Defining Disadvantage: The Department of Transportation’s Equitable Transportation Community Explorer Tool

The Biden-Harris Administration was elected amidst a national reckoning over the long history of structural racism in the United States in the wake of the murder of George Floyd by Minneapolis Police. In response, on their first day, they issued Executive Order (EO) 13985, Advancing Racial Equity and Support for Underserved Communities Through the Federal Government. The first EO of its kind, it committed the Federal government to addressing decades of underinvestment in communities of color, low-income communities, and other historically underserved communities by completing racial equity assessments of all federal agencies and adopting Racial Equity Action Plans.

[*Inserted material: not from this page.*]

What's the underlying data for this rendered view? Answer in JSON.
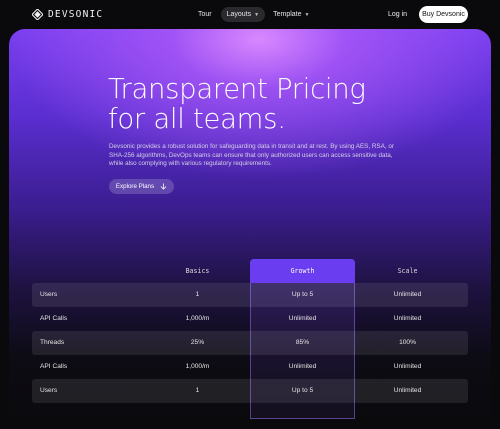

The Administration itself quickly followed up with Executive Order 14008, Tackling the Climate Crisis at Home and Abroad, which defined the Administration’s agenda for addressing climate change and established the Justice 40 Initiative to ensure that 40% of the benefits of certain federal investments related to climate change flow to disadvantaged communities. Included in the list of federal projects that would have to comply were clean transit projects, which stand to receive significant funding from the Inflation Reduction Act, the Bipartisan Infrastructure Law, and the American Rescue Plan.

As the agency responsible for distributing most of these transit funds, the Department of Transportation (DOT) has developed implementation mechanisms to comply with Justice 40, including incorporating components of Justice 40 into Notices of Funding Opportunities (NOFOs), guidance, and reporting requirements; providing Technical Assistance to disadvantaged communities; and conducting program evaluation and improving equitable program design.

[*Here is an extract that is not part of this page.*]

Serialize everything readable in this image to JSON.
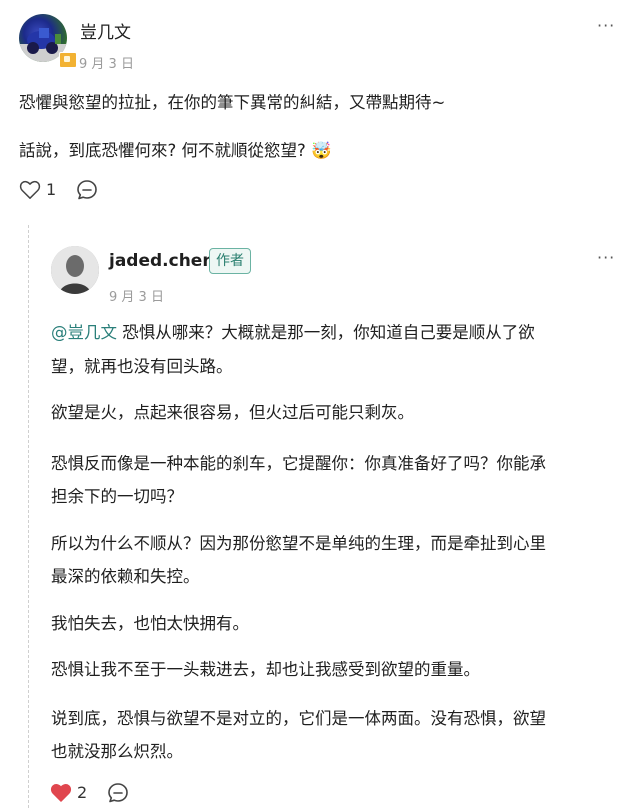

“This investment will help confront decades of underinvestment in disadvantaged communities, and bring critical resources to communities that have been overburdened by legacy pollution and environmental hazards.” 
The Justice 40 Initiative

On February 21, 2023, the DOT released a beta version of their Equitable Transportation Community Explorer tool, which defines DOT Justice 40 disadvantaged communities across several indicators grouped into five components: Climate and Disaster Risk Burden; Environmental Burden; Health Vulnerability; Social Vulnerability; and Transportation Insecurity. The tool ranks Census tracts by percentiles across each of these indicators. The five components are then ranked by percentile to develop an overall disadvantage score. The DOT tool has selected indicators which are directly relevant to the types of projects it will fund, ensuring that investments are prioritized for those communities most in need of those transportation resources.

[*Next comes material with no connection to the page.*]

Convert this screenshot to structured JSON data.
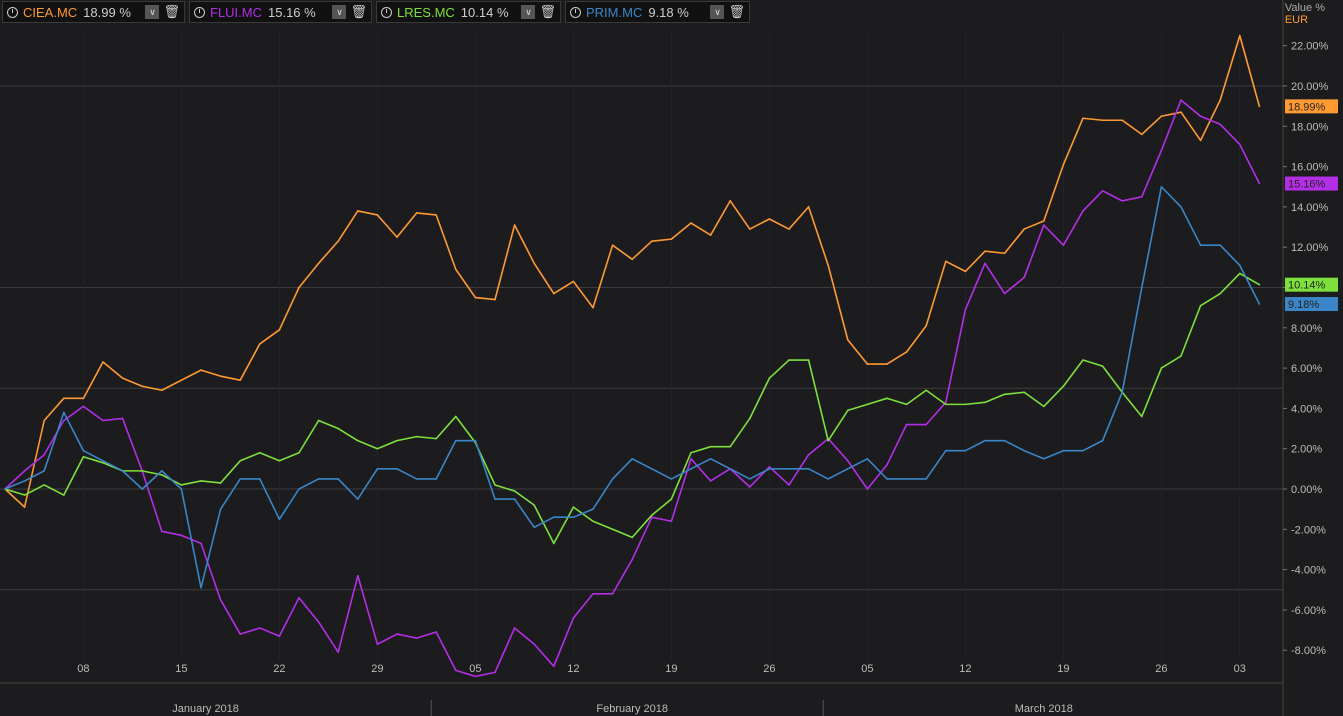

Steer’s Equity & Inclusion Practice uses a similar approach to identifying communities experiencing the greatest levels of harm or disadvantage when defining areas of equity priority because this comparative assessment acknowledges that inequity is both relative to other communities and cumulative in its impacts. It will now be up to funding applicants to measure whether their projects bring 40% of the benefits to these disadvantaged communities.